李牧抚着她头笑道:“方才还一副权妃的姿态,这会竟又猫儿一样。”

她直起身,犹豫着道:“既是哥哥去西北,那他……是长留京中了么?”

李牧知其说的是严彧,回道:“不只是他,我猜想陛下是在为西北换防布局,或许过些时候,平王也会被调回来……所以祖父同意我去西北,也是想搏一搏新机遇。

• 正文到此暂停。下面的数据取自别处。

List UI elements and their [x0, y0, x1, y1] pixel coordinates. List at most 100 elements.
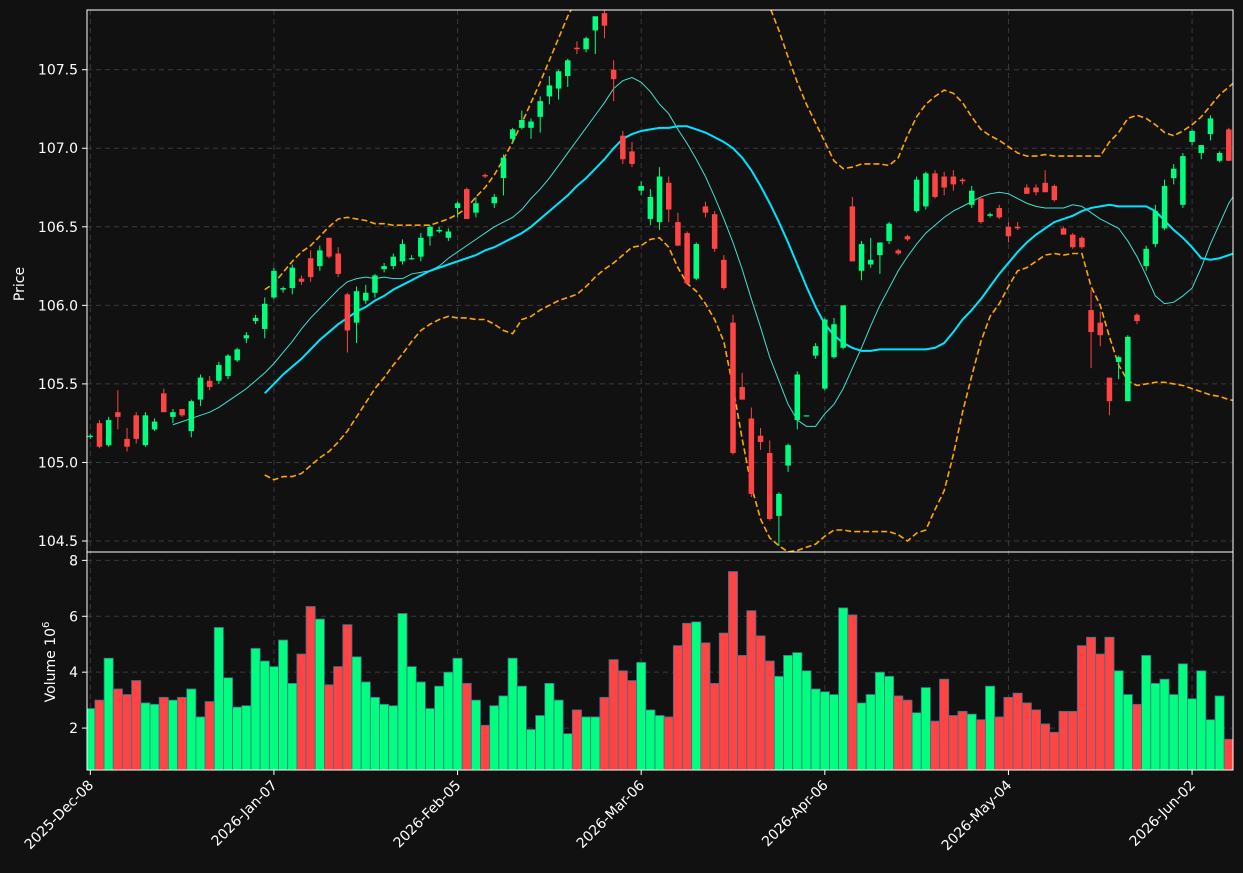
volume-bar — [1196, 670, 1207, 770]
volume-bar — [287, 682, 298, 770]
candle — [142, 412, 149, 447]
candle — [216, 361, 222, 384]
candle-body — [721, 259, 727, 289]
candle — [564, 58, 571, 87]
candle — [1216, 151, 1223, 163]
volume-bar — [608, 659, 619, 770]
candle — [482, 173, 488, 179]
candle — [1097, 311, 1104, 347]
candle — [1024, 184, 1030, 194]
volume-bar — [480, 724, 491, 770]
candle-body — [950, 176, 957, 185]
candle — [822, 317, 828, 391]
candle-body — [1216, 152, 1223, 161]
candle — [895, 248, 902, 256]
volume-bar — [379, 703, 390, 770]
volume-bar — [1076, 645, 1087, 770]
candle-body — [307, 258, 314, 278]
candle — [739, 372, 745, 400]
candle-body — [445, 231, 452, 238]
candle-body — [1060, 228, 1067, 235]
volume-bar — [177, 696, 188, 770]
volume-bar — [415, 681, 426, 770]
volume-bar — [1177, 663, 1188, 770]
candle-body — [748, 418, 755, 494]
short-moving-average-line — [172, 77, 1233, 427]
candle — [684, 231, 690, 285]
volume-bar — [1223, 738, 1233, 770]
candle — [867, 237, 874, 268]
candle — [160, 388, 167, 413]
volume-bar — [654, 715, 665, 770]
candle — [473, 196, 479, 218]
candle — [1088, 289, 1094, 369]
candle — [638, 181, 644, 196]
candle-body — [1152, 211, 1159, 245]
candle — [877, 242, 883, 274]
volume-bar — [636, 661, 647, 770]
candle — [427, 225, 433, 246]
candle-body — [675, 222, 681, 246]
candle-body — [509, 129, 516, 139]
candle — [436, 226, 442, 234]
candle-body — [932, 173, 938, 197]
candle-body — [491, 196, 498, 204]
volume-bar — [278, 639, 289, 770]
volume-axis-exponent: 6 — [41, 622, 52, 628]
candle — [234, 347, 240, 362]
candle — [252, 314, 259, 325]
candle-body — [867, 259, 874, 265]
candle-body — [390, 256, 397, 267]
candle-body — [399, 244, 406, 262]
candle-body — [482, 174, 488, 177]
candle-body — [923, 173, 929, 207]
volume-tick-label: 8 — [69, 553, 78, 569]
candle-body — [785, 445, 791, 466]
candle-body — [289, 267, 296, 289]
volume-bar — [562, 733, 573, 770]
candle-body — [858, 244, 865, 271]
candle — [665, 176, 672, 223]
volume-bar — [1104, 636, 1115, 770]
price-tick-label: 104.5 — [38, 534, 78, 550]
long-moving-average-line — [264, 125, 1233, 395]
candle-body — [583, 38, 589, 50]
candle-body — [555, 71, 562, 89]
candle-body — [895, 250, 902, 254]
volume-bar — [1012, 692, 1023, 770]
volume-bar — [305, 606, 316, 770]
candle — [730, 314, 736, 455]
volume-bar — [103, 657, 114, 770]
candle — [794, 371, 801, 430]
candle-body — [1226, 129, 1232, 161]
candle-body — [252, 317, 259, 322]
volume-bar — [957, 710, 968, 770]
candle — [978, 196, 984, 224]
candle-body — [546, 85, 553, 97]
volume-bar — [149, 703, 160, 770]
volume-bar — [975, 719, 986, 770]
candle-body — [987, 214, 993, 216]
candle-body — [996, 207, 1003, 218]
candle — [776, 492, 782, 546]
volume-bar — [819, 691, 830, 770]
volume-bar — [902, 699, 913, 770]
candle-body — [115, 412, 121, 417]
candle-body — [188, 401, 195, 432]
candle-body — [418, 237, 424, 257]
candle-body — [766, 453, 773, 520]
candle-body — [1079, 237, 1085, 248]
candle-body — [344, 294, 351, 331]
price-tick-label: 106.0 — [38, 298, 78, 314]
candle — [381, 262, 387, 273]
price-tick-label: 105.0 — [38, 455, 78, 471]
candle — [1152, 204, 1159, 248]
candle — [950, 170, 957, 191]
volume-bar — [1113, 670, 1124, 770]
candle-body — [1134, 314, 1140, 322]
candle — [206, 376, 213, 391]
candle — [335, 247, 341, 278]
candle — [390, 253, 397, 270]
candle-body — [170, 412, 176, 417]
candle-body — [877, 242, 883, 256]
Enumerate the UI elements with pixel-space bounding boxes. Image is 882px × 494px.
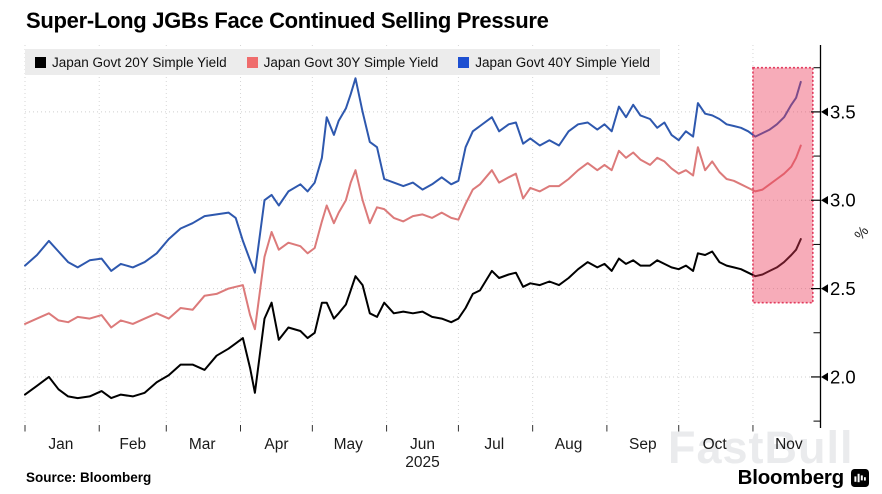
y-tick-arrow-icon (821, 284, 828, 293)
bloomberg-wordmark: Bloomberg (737, 466, 845, 489)
legend-label-40y: Japan Govt 40Y Simple Yield (475, 54, 650, 70)
x-tick-label: Jul (484, 436, 504, 453)
legend-swatch-30y-icon (246, 56, 258, 68)
bloomberg-logo: Bloomberg (738, 466, 869, 490)
y-tick-label: 2.0 (830, 366, 856, 387)
legend-label-30y: Japan Govt 30Y Simple Yield (263, 54, 439, 70)
x-tick-label: Mar (189, 436, 216, 453)
series-line-30y (24, 144, 802, 331)
fastbull-watermark: FastBull (668, 422, 854, 473)
legend-label-20y: Japan Govt 20Y Simple Yield (52, 54, 227, 70)
y-tick-arrow-icon (821, 195, 828, 205)
page-title: Super-Long JGBs Face Continued Selling P… (26, 8, 549, 33)
legend-item-30y: Japan Govt 30Y Simple Yield (246, 54, 439, 70)
x-tick-label: Aug (555, 436, 583, 453)
x-tick-label: May (334, 436, 364, 453)
y-tick-label: 3.5 (830, 101, 856, 122)
legend-swatch-20y-icon (35, 56, 46, 68)
x-tick-label: Sep (629, 436, 657, 453)
x-tick-label: Jun (410, 436, 435, 453)
y-axis-unit-label: % (852, 223, 873, 243)
x-axis-year-label: 2025 (405, 454, 439, 471)
x-tick-label: Jan (48, 436, 73, 453)
source-attribution: Source: Bloomberg (26, 470, 152, 485)
x-tick-label: Feb (119, 436, 146, 453)
series-line-20y (24, 238, 802, 400)
legend-swatch-40y-icon (458, 56, 470, 68)
series-line-40y (24, 77, 802, 274)
x-tick-label: Oct (703, 436, 728, 453)
y-tick-arrow-icon (821, 372, 828, 382)
legend-item-40y: Japan Govt 40Y Simple Yield (458, 55, 650, 70)
x-tick-label: Nov (775, 436, 803, 453)
x-tick-label: Apr (264, 436, 288, 453)
legend-item-20y: Japan Govt 20Y Simple Yield (35, 55, 227, 70)
y-tick-arrow-icon (821, 107, 828, 117)
bloomberg-terminal-icon (851, 469, 869, 487)
y-tick-label: 2.5 (830, 278, 856, 299)
highlight-region (752, 66, 814, 304)
legend: Japan Govt 20Y Simple Yield Japan Govt 3… (25, 49, 660, 75)
y-tick-label: 3.0 (830, 190, 856, 211)
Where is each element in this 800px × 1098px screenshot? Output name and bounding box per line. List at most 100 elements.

”

念及她那点小心思,他不免又嘱咐:“你既已嫁入端王府,切不可……”

“哥哥放心,我都明白的。只是……我是否同你说过,严彧,他亦是文山郡主的心上人!”

李牧心里突然揪了一下!眼前闪过小郡主一身纱衣,披着他宽大的披风,在流光华彩中迎风玉立的样子。

他缓了下才道:“不重要,人各有自己所求所爱,我晓得自己更想要什么。”

李姌打量着他眼中神色,确然不似她想象的难过。

她又不免叹道:“你这一去还不知要多久,母亲却已在为你相看了。”

提及此李牧略显忿色。世家婚姻大多是利益和权势勾连,父母定了闭眼拜堂多的是。他原不想如此,可他既去西北,他母亲再做什么,他已是手长莫及。

想来他们兄妹,大体会是差不多的姻缘。